# FreeBSD virtualization survey



## Oko (Mar 21, 2015)

I have been a  non-voluntary virtualization user for over two years now. I inherited bunch of Red Hat machines with running VirtualBox as well as Debian Dom0 which is still running. In the mean time I migrated VirtualBox instances to Red Hat KVM running unsuccessfully for a brief period of time VirtualBox on FreeBSD. Recently I have been pushed to experiment with dockers. Having some working exposure of Jails the experience was awful.

I was wondering if somebody could give an overview of the current state of art of virtualization in FreeBSD world? I am curious to find out how long will it take for bhyve to become true production ready and how does it compare to KVM and Xen. I am also interested in status of FreeBSD Dom0 support for Xen. My original motivation for replacing VirtualBox with KVM was that KVM were part of Linux kernel and that Xen was removed from Red Hat few years ago.
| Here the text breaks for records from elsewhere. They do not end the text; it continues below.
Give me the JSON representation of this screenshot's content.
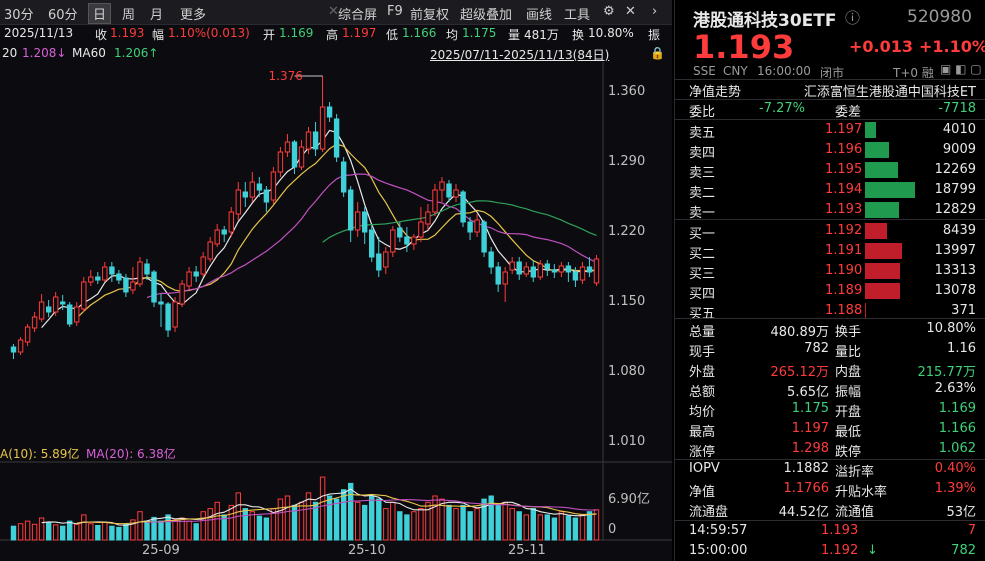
{
  "toolbar": {
    "items": [
      "30分",
      "60分",
      "日",
      "周",
      "月",
      "更多"
    ],
    "right_items": [
      "综合屏",
      "F9",
      "前复权",
      "超级叠加",
      "画线",
      "工具"
    ]
  },
  "info": {
    "date": "2025/11/13",
    "close_label": "收",
    "close": "1.193",
    "change_label": "幅",
    "change": "1.10%(0.013)",
    "open_label": "开",
    "open": "1.169",
    "high_label": "高",
    "high": "1.197",
    "low_label": "低",
    "low": "1.166",
    "avg_label": "均",
    "avg": "1.175",
    "vol_label": "量",
    "vol": "481万",
    "turnover_label": "换",
    "turnover": "10.80%",
    "tail": "振"
  },
  "ma_bar": {
    "ma20_label": "20",
    "ma20": "1.208↓",
    "ma60_label": "MA60",
    "ma60": "1.206↑",
    "range": "2025/07/11-2025/11/13(84日)"
  },
  "vol_bar": {
    "ma10": "A(10): 5.89亿",
    "ma20": "MA(20): 6.38亿"
  },
  "chart_data": {
    "type": "candlestick",
    "y_ticks": [
      "1.360",
      "1.290",
      "1.220",
      "1.150",
      "1.080",
      "1.010"
    ],
    "y_tick_values": [
      1.36,
      1.29,
      1.22,
      1.15,
      1.08,
      1.01
    ],
    "ylim": [
      1.01,
      1.39
    ],
    "x_ticks": [
      "25-09",
      "25-10",
      "25-11"
    ],
    "max_label": "1.376",
    "vol_ticks": [
      "6.90亿",
      "0"
    ],
    "candles": [
      [
        1.105,
        1.1,
        1.108,
        1.093
      ],
      [
        1.1,
        1.112,
        1.115,
        1.097
      ],
      [
        1.11,
        1.125,
        1.128,
        1.106
      ],
      [
        1.124,
        1.135,
        1.14,
        1.12
      ],
      [
        1.133,
        1.15,
        1.158,
        1.13
      ],
      [
        1.145,
        1.14,
        1.152,
        1.135
      ],
      [
        1.14,
        1.155,
        1.16,
        1.136
      ],
      [
        1.15,
        1.148,
        1.157,
        1.142
      ],
      [
        1.147,
        1.128,
        1.15,
        1.125
      ],
      [
        1.13,
        1.145,
        1.15,
        1.126
      ],
      [
        1.143,
        1.17,
        1.175,
        1.14
      ],
      [
        1.17,
        1.175,
        1.182,
        1.166
      ],
      [
        1.175,
        1.172,
        1.18,
        1.168
      ],
      [
        1.172,
        1.185,
        1.19,
        1.17
      ],
      [
        1.185,
        1.178,
        1.19,
        1.17
      ],
      [
        1.178,
        1.172,
        1.182,
        1.168
      ],
      [
        1.174,
        1.16,
        1.178,
        1.155
      ],
      [
        1.162,
        1.17,
        1.185,
        1.158
      ],
      [
        1.168,
        1.19,
        1.195,
        1.165
      ],
      [
        1.188,
        1.178,
        1.193,
        1.172
      ],
      [
        1.18,
        1.15,
        1.182,
        1.145
      ],
      [
        1.15,
        1.148,
        1.158,
        1.125
      ],
      [
        1.148,
        1.122,
        1.15,
        1.115
      ],
      [
        1.125,
        1.15,
        1.155,
        1.12
      ],
      [
        1.148,
        1.168,
        1.172,
        1.145
      ],
      [
        1.166,
        1.18,
        1.185,
        1.162
      ],
      [
        1.18,
        1.176,
        1.186,
        1.17
      ],
      [
        1.178,
        1.195,
        1.2,
        1.175
      ],
      [
        1.193,
        1.21,
        1.215,
        1.19
      ],
      [
        1.208,
        1.222,
        1.228,
        1.205
      ],
      [
        1.222,
        1.218,
        1.226,
        1.21
      ],
      [
        1.22,
        1.24,
        1.245,
        1.215
      ],
      [
        1.238,
        1.262,
        1.27,
        1.232
      ],
      [
        1.26,
        1.255,
        1.27,
        1.245
      ],
      [
        1.255,
        1.27,
        1.28,
        1.25
      ],
      [
        1.268,
        1.262,
        1.275,
        1.255
      ],
      [
        1.262,
        1.25,
        1.266,
        1.24
      ],
      [
        1.252,
        1.28,
        1.285,
        1.248
      ],
      [
        1.28,
        1.3,
        1.305,
        1.275
      ],
      [
        1.3,
        1.31,
        1.318,
        1.295
      ],
      [
        1.31,
        1.285,
        1.312,
        1.278
      ],
      [
        1.285,
        1.305,
        1.312,
        1.282
      ],
      [
        1.303,
        1.32,
        1.325,
        1.298
      ],
      [
        1.32,
        1.303,
        1.33,
        1.296
      ],
      [
        1.303,
        1.345,
        1.376,
        1.3
      ],
      [
        1.345,
        1.335,
        1.35,
        1.33
      ],
      [
        1.333,
        1.295,
        1.338,
        1.29
      ],
      [
        1.29,
        1.26,
        1.295,
        1.255
      ],
      [
        1.262,
        1.222,
        1.266,
        1.21
      ],
      [
        1.222,
        1.24,
        1.25,
        1.215
      ],
      [
        1.24,
        1.22,
        1.245,
        1.208
      ],
      [
        1.222,
        1.195,
        1.226,
        1.19
      ],
      [
        1.198,
        1.182,
        1.215,
        1.175
      ],
      [
        1.185,
        1.2,
        1.205,
        1.178
      ],
      [
        1.2,
        1.222,
        1.226,
        1.195
      ],
      [
        1.224,
        1.215,
        1.23,
        1.21
      ],
      [
        1.215,
        1.208,
        1.225,
        1.2
      ],
      [
        1.208,
        1.215,
        1.218,
        1.202
      ],
      [
        1.215,
        1.23,
        1.245,
        1.21
      ],
      [
        1.228,
        1.24,
        1.248,
        1.222
      ],
      [
        1.24,
        1.262,
        1.268,
        1.236
      ],
      [
        1.262,
        1.27,
        1.275,
        1.25
      ],
      [
        1.268,
        1.255,
        1.272,
        1.25
      ],
      [
        1.255,
        1.262,
        1.268,
        1.25
      ],
      [
        1.26,
        1.23,
        1.262,
        1.225
      ],
      [
        1.23,
        1.22,
        1.235,
        1.212
      ],
      [
        1.22,
        1.232,
        1.238,
        1.215
      ],
      [
        1.23,
        1.2,
        1.232,
        1.195
      ],
      [
        1.2,
        1.185,
        1.205,
        1.178
      ],
      [
        1.185,
        1.168,
        1.19,
        1.16
      ],
      [
        1.168,
        1.18,
        1.185,
        1.15
      ],
      [
        1.182,
        1.19,
        1.195,
        1.178
      ],
      [
        1.19,
        1.178,
        1.195,
        1.172
      ],
      [
        1.178,
        1.185,
        1.19,
        1.175
      ],
      [
        1.185,
        1.175,
        1.192,
        1.17
      ],
      [
        1.175,
        1.188,
        1.192,
        1.172
      ],
      [
        1.188,
        1.183,
        1.192,
        1.176
      ],
      [
        1.182,
        1.18,
        1.188,
        1.174
      ],
      [
        1.18,
        1.186,
        1.19,
        1.175
      ],
      [
        1.186,
        1.18,
        1.19,
        1.17
      ],
      [
        1.18,
        1.172,
        1.185,
        1.165
      ],
      [
        1.172,
        1.185,
        1.19,
        1.168
      ],
      [
        1.185,
        1.18,
        1.195,
        1.175
      ],
      [
        1.169,
        1.193,
        1.197,
        1.166
      ]
    ],
    "volumes": [
      2.2,
      2.6,
      3.0,
      2.5,
      3.5,
      2.8,
      2.4,
      2.2,
      3.0,
      2.5,
      4.0,
      2.6,
      2.3,
      2.8,
      2.2,
      2.0,
      2.5,
      3.2,
      4.5,
      3.0,
      3.6,
      3.0,
      4.0,
      3.2,
      3.5,
      3.0,
      2.6,
      4.5,
      5.0,
      6.0,
      4.0,
      5.5,
      7.5,
      5.0,
      4.5,
      3.8,
      3.5,
      5.0,
      6.5,
      7.0,
      5.5,
      6.0,
      7.5,
      6.0,
      10.0,
      7.0,
      6.5,
      8.0,
      9.0,
      6.0,
      5.5,
      7.0,
      6.5,
      5.0,
      6.0,
      4.5,
      4.0,
      4.5,
      5.0,
      6.0,
      7.0,
      6.5,
      5.5,
      5.0,
      5.5,
      4.5,
      5.0,
      6.5,
      7.0,
      5.5,
      6.0,
      5.0,
      4.5,
      4.0,
      5.0,
      4.0,
      4.0,
      3.5,
      4.5,
      3.8,
      3.5,
      4.0,
      4.5,
      4.81
    ]
  },
  "side": {
    "title": "港股通科技30ETF",
    "code": "520980",
    "price": "1.193",
    "change": "+0.013",
    "change_pct": "+1.10%",
    "meta": [
      "SSE",
      "CNY",
      "16:00:00",
      "闭市"
    ],
    "meta_right": "T+0 融",
    "nav_label": "净值走势",
    "full_name": "汇添富恒生港股通中国科技ET",
    "ratio_label": "委比",
    "ratio": "-7.27%",
    "diff_label": "委差",
    "diff": "-7718",
    "asks": [
      {
        "label": "卖五",
        "price": "1.197",
        "vol": "4010",
        "frac": 0.213
      },
      {
        "label": "卖四",
        "price": "1.196",
        "vol": "9009",
        "frac": 0.479
      },
      {
        "label": "卖三",
        "price": "1.195",
        "vol": "12269",
        "frac": 0.653
      },
      {
        "label": "卖二",
        "price": "1.194",
        "vol": "18799",
        "frac": 1.0
      },
      {
        "label": "卖一",
        "price": "1.193",
        "vol": "12829",
        "frac": 0.682
      }
    ],
    "bids": [
      {
        "label": "买一",
        "price": "1.192",
        "vol": "8439",
        "frac": 0.449
      },
      {
        "label": "买二",
        "price": "1.191",
        "vol": "13997",
        "frac": 0.745
      },
      {
        "label": "买三",
        "price": "1.190",
        "vol": "13313",
        "frac": 0.708
      },
      {
        "label": "买四",
        "price": "1.189",
        "vol": "13078",
        "frac": 0.696
      },
      {
        "label": "买五",
        "price": "1.188",
        "vol": "371",
        "frac": 0.02
      }
    ],
    "stats": [
      {
        "l1": "总量",
        "v1": "480.89万",
        "c1": "white",
        "l2": "换手",
        "v2": "10.80%",
        "c2": "white"
      },
      {
        "l1": "现手",
        "v1": "782",
        "c1": "white",
        "l2": "量比",
        "v2": "1.16",
        "c2": "white"
      },
      {
        "l1": "外盘",
        "v1": "265.12万",
        "c1": "red",
        "l2": "内盘",
        "v2": "215.77万",
        "c2": "green"
      },
      {
        "l1": "总额",
        "v1": "5.65亿",
        "c1": "white",
        "l2": "振幅",
        "v2": "2.63%",
        "c2": "white"
      },
      {
        "l1": "均价",
        "v1": "1.175",
        "c1": "green",
        "l2": "开盘",
        "v2": "1.169",
        "c2": "green"
      },
      {
        "l1": "最高",
        "v1": "1.197",
        "c1": "red",
        "l2": "最低",
        "v2": "1.166",
        "c2": "green"
      },
      {
        "l1": "涨停",
        "v1": "1.298",
        "c1": "red",
        "l2": "跌停",
        "v2": "1.062",
        "c2": "green"
      }
    ],
    "stats2": [
      {
        "l1": "IOPV",
        "v1": "1.1882",
        "c1": "white",
        "l2": "溢折率",
        "v2": "0.40%",
        "c2": "red"
      },
      {
        "l1": "净值",
        "v1": "1.1766",
        "c1": "red",
        "l2": "升贴水率",
        "v2": "1.39%",
        "c2": "red"
      },
      {
        "l1": "流通盘",
        "v1": "44.52亿",
        "c1": "white",
        "l2": "流通值",
        "v2": "53亿",
        "c2": "white"
      }
    ],
    "ticks": [
      {
        "time": "14:59:57",
        "price": "1.193",
        "vol": "7",
        "arrow": ""
      },
      {
        "time": "15:00:00",
        "price": "1.192",
        "vol": "782",
        "arrow": "↓"
      }
    ]
  }
}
However Xen is probably the most widely used virtualization platform besides possibly  VMware ESXi.  Really I am interested in any serious evaluation papers on topic of virtualization.

Has anybody tried NetBSD Xen Dom0?


----------



## Beastie7 (Mar 21, 2015)

http://bhyvecon.org/bhyvecon2015-Peter.pdf


----------



## Oko (Mar 21, 2015)

Beastie7 said:


> http://bhyvecon.org/bhyvecon2015-Peter.pdf


Is this back ported to 10.1.1 or is it only in 11.0?  It sound based upon that paper that Bhyve is almost ready for prime time.


----------



## ronaldlees (Mar 26, 2015)

There's some pretty old info at:

https://wiki.freebsd.org/201309DevSummit/Virtualization

I wonder what your target requirements might be?  Is this a setup for other users in an admin capacity, or are you setting something up for a personal objective?


----------



## eldaemon (Apr 6, 2015)

Bhyve is in FreeBSD 10. I've used it minimally, but so far it has worked great.


----------



## Oko (Apr 6, 2015)

ronaldlees said:


> Is this a setup for other users in an admin capacity, or are you setting something up for a personal objective?


This is not for personal use.


----------



## jdakhayman (Apr 7, 2015)

I have an extremely noobish question, and I'm not being facetious, but why would I use Bhyve over jails? I understand that Bhyve is true machine vitalization. Unless my objective is to run other operating systems other than FreeBSD. I may have answered my own question, but would like some clarification. If there is any to be had.


----------



## tobik@ (Apr 7, 2015)

Ignoring other operating systems, you might for example want to run a different (older or newer) FreeBSD userland than your current FreeBSD version. With a jail you might run into problems when running it on an older/newer kernel. Also see this Thread different-freebsd-versions-on-host-and-jail.43015.


----------



## Beastie7 (Apr 7, 2015)

Or other BSD variants.


----------



## kpa (Apr 7, 2015)

tobik said:


> Ignoring other operating systems, you might for example want to run a different (older or newer) FreeBSD userland than your current FreeBSD version. With a jail you might run into problems when running it on an older/newer kernel. Also see this Thread different-freebsd-versions-on-host-and-jail.43015.



Newer userland with older kernel is not even guaranteed to work, the other way around is guaranteed to work with reservations.


----------



## jdakhayman (Apr 7, 2015)

Thanks for all the replies to my above question.


----------